Introduction of Artists
Gimhongsok(b. 1964)
Gimhongsok operates across a diverse spectrum of media, encompassing sculpture, video, performance, installation, painting, drawing, text, and sound. His academic formation at the Kunstakademie Düsseldorf during the 1990s precipitated critical interrogation of Western modernity’s pervasive influence within epistemological frameworks. In response, he strategically positioned himself not as an autonomous creator but as a reactive practitioner, approaching artistic production through methodologies of translation and appropriation. He has participated in significant international exhibitions, including the Venice Biennale(2003, 2005), Lyon Biennale, and Fukuoka Triennal(2009). His notable solo presentations include Hero Maniac (Gallery Hyundai, 2000), Ordinary Stranger (Art Sonje Center, 2011), Good Labor Bad Art (Plateau, Samsung Museum of Art, 2013), and Normal Order for the Purpose of Failure (Kukje Gallery, 2024).
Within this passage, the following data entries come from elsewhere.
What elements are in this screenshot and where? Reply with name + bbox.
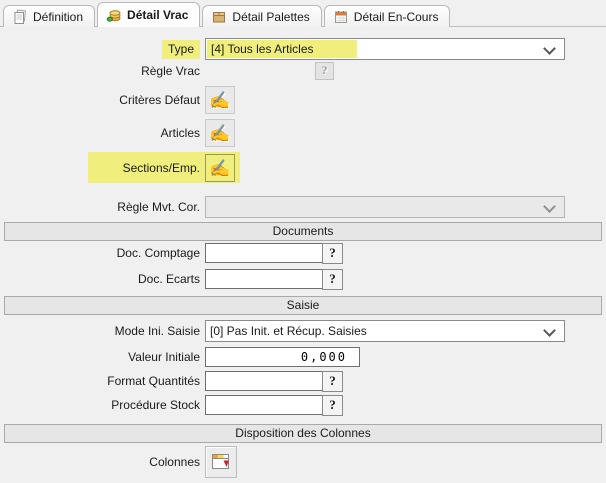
criteres-defaut-label: Critères Défaut [0,92,200,108]
articles-label: Articles [0,125,200,141]
tab-detail-vrac-label: Détail Vrac [127,8,188,22]
format-quantites-input[interactable] [205,371,325,391]
chevron-down-icon [543,200,556,213]
doc-comptage-help-button[interactable]: ? [322,243,343,264]
regle-vrac-help-button: ? [315,62,334,80]
sections-emp-button[interactable]: ✍ [205,154,235,182]
tab-definition-label: Définition [33,10,83,24]
tab-definition[interactable]: Définition [3,5,95,27]
regle-vrac-label: Règle Vrac [0,63,200,79]
valeur-initiale-label: Valeur Initiale [0,349,200,365]
saisie-section-header: Saisie [4,296,602,315]
valeur-initiale-input[interactable] [205,347,360,367]
writing-hand-icon: ✍ [209,160,230,177]
writing-hand-icon: ✍ [209,125,230,142]
regle-mvt-cor-label: Règle Mvt. Cor. [0,199,200,215]
format-quantites-label: Format Quantités [0,373,200,389]
chevron-down-icon [543,324,556,337]
tabbar: Définition Détail Vrac Détail Palettes [3,2,452,27]
sections-emp-label: Sections/Emp. [0,160,200,176]
format-quantites-help-button[interactable]: ? [322,371,343,392]
colonnes-button[interactable] [205,446,237,478]
note-icon [12,9,28,25]
criteres-defaut-button: ✍ [205,86,235,114]
doc-ecarts-label: Doc. Ecarts [0,271,200,287]
doc-ecarts-help-button[interactable]: ? [322,269,343,290]
detail-vrac-panel: Définition Détail Vrac Détail Palettes [0,0,606,483]
procedure-stock-help-button[interactable]: ? [322,395,343,416]
calendar-icon [333,9,349,25]
type-label: Type [0,41,200,57]
colonnes-label: Colonnes [0,454,200,470]
chevron-down-icon [543,42,556,55]
box-icon [211,9,227,25]
doc-comptage-input[interactable] [205,243,325,263]
tab-detail-vrac[interactable]: Détail Vrac [97,2,200,27]
regle-mvt-cor-select [205,196,565,218]
type-select-value: [4] Tous les Articles [207,40,357,58]
mode-ini-saisie-select[interactable]: [0] Pas Init. et Récup. Saisies [205,320,565,342]
doc-comptage-label: Doc. Comptage [0,245,200,261]
columns-layout-icon [210,451,232,473]
doc-ecarts-input[interactable] [205,269,325,289]
coins-icon [106,7,122,23]
tab-detail-en-cours[interactable]: Détail En-Cours [324,5,451,27]
articles-button: ✍ [205,119,235,147]
procedure-stock-label: Procédure Stock [0,397,200,413]
tab-detail-palettes-label: Détail Palettes [232,10,309,24]
type-select[interactable]: [4] Tous les Articles [205,38,565,60]
disposition-section-header: Disposition des Colonnes [4,424,602,443]
documents-section-header: Documents [4,222,602,241]
tab-detail-palettes[interactable]: Détail Palettes [202,5,321,27]
mode-ini-saisie-value: [0] Pas Init. et Récup. Saisies [210,324,367,338]
tab-detail-en-cours-label: Détail En-Cours [354,10,439,24]
writing-hand-icon: ✍ [209,92,230,109]
mode-ini-saisie-label: Mode Ini. Saisie [0,323,200,339]
procedure-stock-input[interactable] [205,395,325,415]
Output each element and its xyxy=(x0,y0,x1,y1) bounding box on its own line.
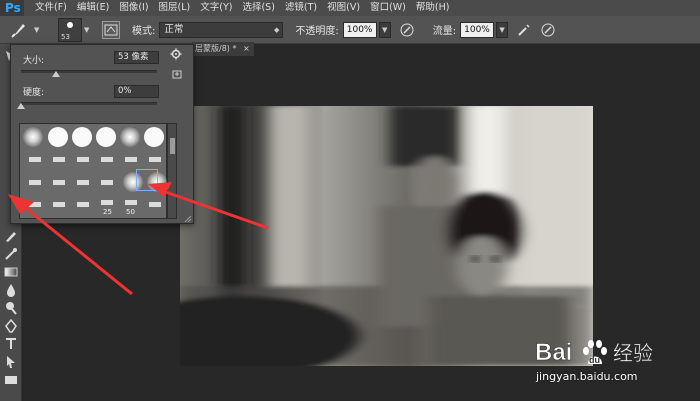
blur-tool-icon[interactable] xyxy=(3,282,19,298)
size-input[interactable]: 53 像素 xyxy=(114,51,159,64)
brush-tip-icon[interactable] xyxy=(101,180,113,185)
type-tool-icon[interactable] xyxy=(3,336,19,352)
pen-tool-icon[interactable] xyxy=(3,318,19,334)
brush-tip-icon xyxy=(67,21,73,28)
hard-round-brush-icon[interactable] xyxy=(96,127,116,147)
flow-dropdown-button[interactable]: ▼ xyxy=(496,21,509,38)
preset-size-label: 25 xyxy=(103,208,112,216)
hard-round-brush-icon[interactable] xyxy=(144,127,164,147)
menu-image[interactable]: 图像(I) xyxy=(114,0,153,16)
canvas-image[interactable] xyxy=(180,106,593,366)
baidu-watermark: Bai du 经验 xyxy=(533,330,663,374)
chevron-down-icon[interactable]: ▼ xyxy=(34,20,42,40)
size-slider-thumb[interactable] xyxy=(52,71,61,77)
blend-mode-value: 正常 xyxy=(164,23,184,35)
mode-label: 模式: xyxy=(132,26,156,37)
menu-file[interactable]: 文件(F) xyxy=(30,0,72,16)
document-tab[interactable]: 层蒙版/8) * × xyxy=(192,42,254,56)
brush-tool-preset-icon[interactable] xyxy=(6,19,32,41)
preset-size-label: 50 xyxy=(126,208,135,216)
watermark-brand: Bai xyxy=(535,339,572,366)
hardness-input[interactable]: 0% xyxy=(114,85,159,98)
watermark-paw-text: du xyxy=(589,355,600,365)
menu-edit[interactable]: 编辑(E) xyxy=(72,0,114,16)
watermark-url: jingyan.baidu.com xyxy=(536,370,638,383)
toggle-brush-panel-button[interactable] xyxy=(102,20,120,39)
brush-tool-icon[interactable] xyxy=(3,228,19,244)
opacity-input[interactable]: 100% xyxy=(342,21,377,38)
brush-preset-picker[interactable]: 53 xyxy=(58,17,82,42)
soft-round-brush-icon[interactable] xyxy=(120,127,140,147)
gear-icon[interactable] xyxy=(170,48,186,62)
brush-tip-icon[interactable] xyxy=(53,180,65,185)
brush-tip-icon[interactable] xyxy=(125,157,137,162)
watermark-service: 经验 xyxy=(613,341,653,365)
path-selection-tool-icon[interactable] xyxy=(3,354,19,370)
brush-tip-icon[interactable] xyxy=(125,200,137,205)
airbrush-icon[interactable] xyxy=(516,22,532,38)
options-bar: ▼ 53 ▼ 模式: 正常 ◆ 不透明度: 100% ▼ 流量: 100% ▼ xyxy=(0,16,700,44)
blend-mode-select[interactable]: 正常 ◆ xyxy=(159,21,284,38)
document-tab-title: 层蒙版/8) * xyxy=(195,44,237,53)
dodge-tool-icon[interactable] xyxy=(3,300,19,316)
paw-icon: du xyxy=(583,340,607,365)
brush-tip-icon[interactable] xyxy=(29,202,41,207)
brush-tip-icon[interactable] xyxy=(149,202,161,207)
hardness-label: 硬度: xyxy=(23,88,45,98)
flow-label: 流量: xyxy=(432,26,457,37)
gradient-tool-icon[interactable] xyxy=(3,264,19,280)
soft-round-brush-icon[interactable] xyxy=(23,127,43,147)
brush-tip-icon[interactable] xyxy=(101,157,113,162)
resize-grip-icon[interactable] xyxy=(184,213,192,223)
menu-filter[interactable]: 滤镜(T) xyxy=(280,0,322,16)
scrollbar-thumb[interactable] xyxy=(170,138,175,154)
pressure-size-icon[interactable] xyxy=(540,22,556,38)
menu-select[interactable]: 选择(S) xyxy=(237,0,279,16)
brush-tip-icon[interactable] xyxy=(149,157,161,162)
hardness-slider[interactable] xyxy=(21,102,157,105)
menu-type[interactable]: 文字(Y) xyxy=(195,0,237,16)
size-slider[interactable] xyxy=(21,70,157,73)
pressure-opacity-icon[interactable] xyxy=(399,22,415,38)
brush-tip-icon[interactable] xyxy=(29,180,41,185)
chevron-down-icon[interactable]: ▼ xyxy=(84,20,92,40)
hard-round-brush-icon[interactable] xyxy=(48,127,68,147)
brush-tip-icon[interactable] xyxy=(53,157,65,162)
brush-tip-icon[interactable] xyxy=(77,180,89,185)
preset-scrollbar[interactable] xyxy=(167,123,177,219)
opacity-label: 不透明度: xyxy=(295,26,339,37)
brush-tip-icon[interactable] xyxy=(77,157,89,162)
new-preset-icon[interactable] xyxy=(172,69,182,79)
brush-tip-icon[interactable] xyxy=(53,202,65,207)
chevron-updown-icon: ◆ xyxy=(273,25,280,34)
rectangle-tool-icon[interactable] xyxy=(3,372,19,388)
brush-preset-panel: 大小: 53 像素 硬度: 0% 25 50 xyxy=(10,44,194,224)
opacity-dropdown-button[interactable]: ▼ xyxy=(378,21,391,38)
menu-bar: Ps 文件(F) 编辑(E) 图像(I) 图层(L) 文字(Y) 选择(S) 滤… xyxy=(0,0,700,16)
menu-view[interactable]: 视图(V) xyxy=(322,0,365,16)
brush-tip-icon[interactable] xyxy=(29,157,41,162)
hardness-slider-thumb[interactable] xyxy=(17,103,25,109)
hard-round-brush-icon[interactable] xyxy=(72,127,92,147)
photoshop-logo: Ps xyxy=(0,0,24,16)
menu-layer[interactable]: 图层(L) xyxy=(154,0,196,16)
selected-brush-highlight xyxy=(136,169,158,191)
menu-window[interactable]: 窗口(W) xyxy=(365,0,411,16)
flow-input[interactable]: 100% xyxy=(460,21,495,38)
history-brush-tool-icon[interactable] xyxy=(3,246,19,262)
size-label: 大小: xyxy=(23,56,45,66)
brush-tip-icon[interactable] xyxy=(101,200,113,205)
brush-tip-icon[interactable] xyxy=(77,202,89,207)
menu-help[interactable]: 帮助(H) xyxy=(411,0,455,16)
brush-size-readout: 53 xyxy=(61,32,70,41)
close-icon[interactable]: × xyxy=(243,44,250,53)
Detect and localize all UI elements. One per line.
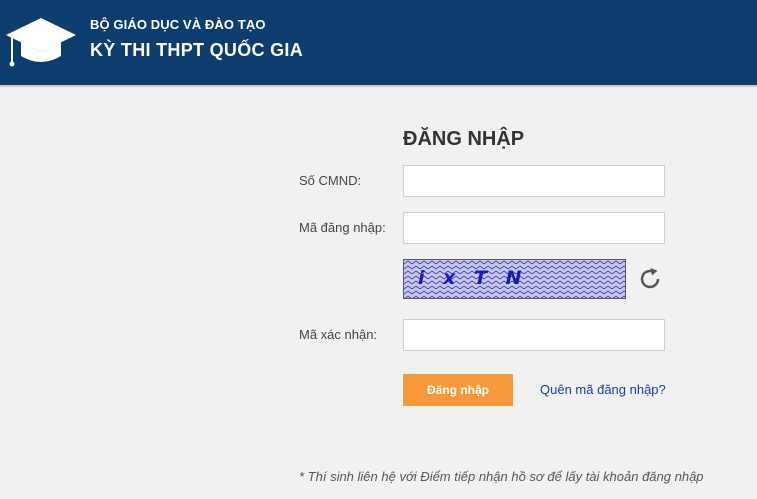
refresh-icon[interactable]	[637, 266, 663, 292]
id-number-input[interactable]	[403, 165, 665, 197]
id-number-label: Số CMND:	[299, 173, 362, 188]
username-label: Mã đăng nhập:	[299, 220, 386, 235]
forgot-username-link[interactable]: Quên mã đăng nhập?	[540, 382, 666, 397]
captcha-image: i x T N	[403, 259, 626, 299]
username-input[interactable]	[403, 212, 665, 244]
captcha-input[interactable]	[403, 319, 665, 351]
graduation-cap-icon	[6, 18, 76, 67]
login-button[interactable]: Đăng nhập	[403, 374, 513, 406]
login-heading: ĐĂNG NHẬP	[403, 128, 525, 150]
organization-name: BỘ GIÁO DỤC VÀ ĐÀO TẠO	[90, 17, 266, 32]
site-title: KỲ THI THPT QUỐC GIA	[90, 40, 303, 60]
footer-note: * Thí sinh liên hệ với Điểm tiếp nhận hồ…	[299, 469, 704, 484]
site-header: BỘ GIÁO DỤC VÀ ĐÀO TẠO KỲ THI THPT QUỐC …	[0, 0, 757, 87]
captcha-label: Mã xác nhận:	[299, 327, 378, 342]
captcha-text: i x T N	[418, 267, 527, 289]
In 2012, he received Korea’s Artist of the Year distinction from the National Museum of Modern and Contemporary Art (MMCA).
Kiljong Park (b. 1982)
Since 2010, Kiljong Park has operated under multiple professional identities, including Kiljong Park, Park Processing, and Kiljong Arcade, engaging in multifaceted creative production. His bespoke designs, developed in response to specific commissions, encompass objects, interior furnish-ings, exhibition apparatus, and spatial configurations, traversing domestic environments, institutional contexts such as museums, and commercial venues including department stores. His significant undertakings include the fabrication of painting display structures for Cheonsu Mart 2nd Floor (CREATIVE SPACE PAN, 2011), participation in the exhibition Spectrum Spectrum (Plateau, Samsung Museum of Art, 2014), and sustained engagement since 2015 with the Hermès Show Window Project and spatial design for Unlimited Edition. He contributed both exhibition architecture and artistic works to Floor Plan Cabinet (Audio Visual Pavilion, 2017), and in 2021, he designed the archival repository at the Paju branch of the National Folk Museum of Korea. In 2023, following more than a decade of prolific production, he presented his inaugural solo exhibition, Summer Shade, Rapture (AVP lab).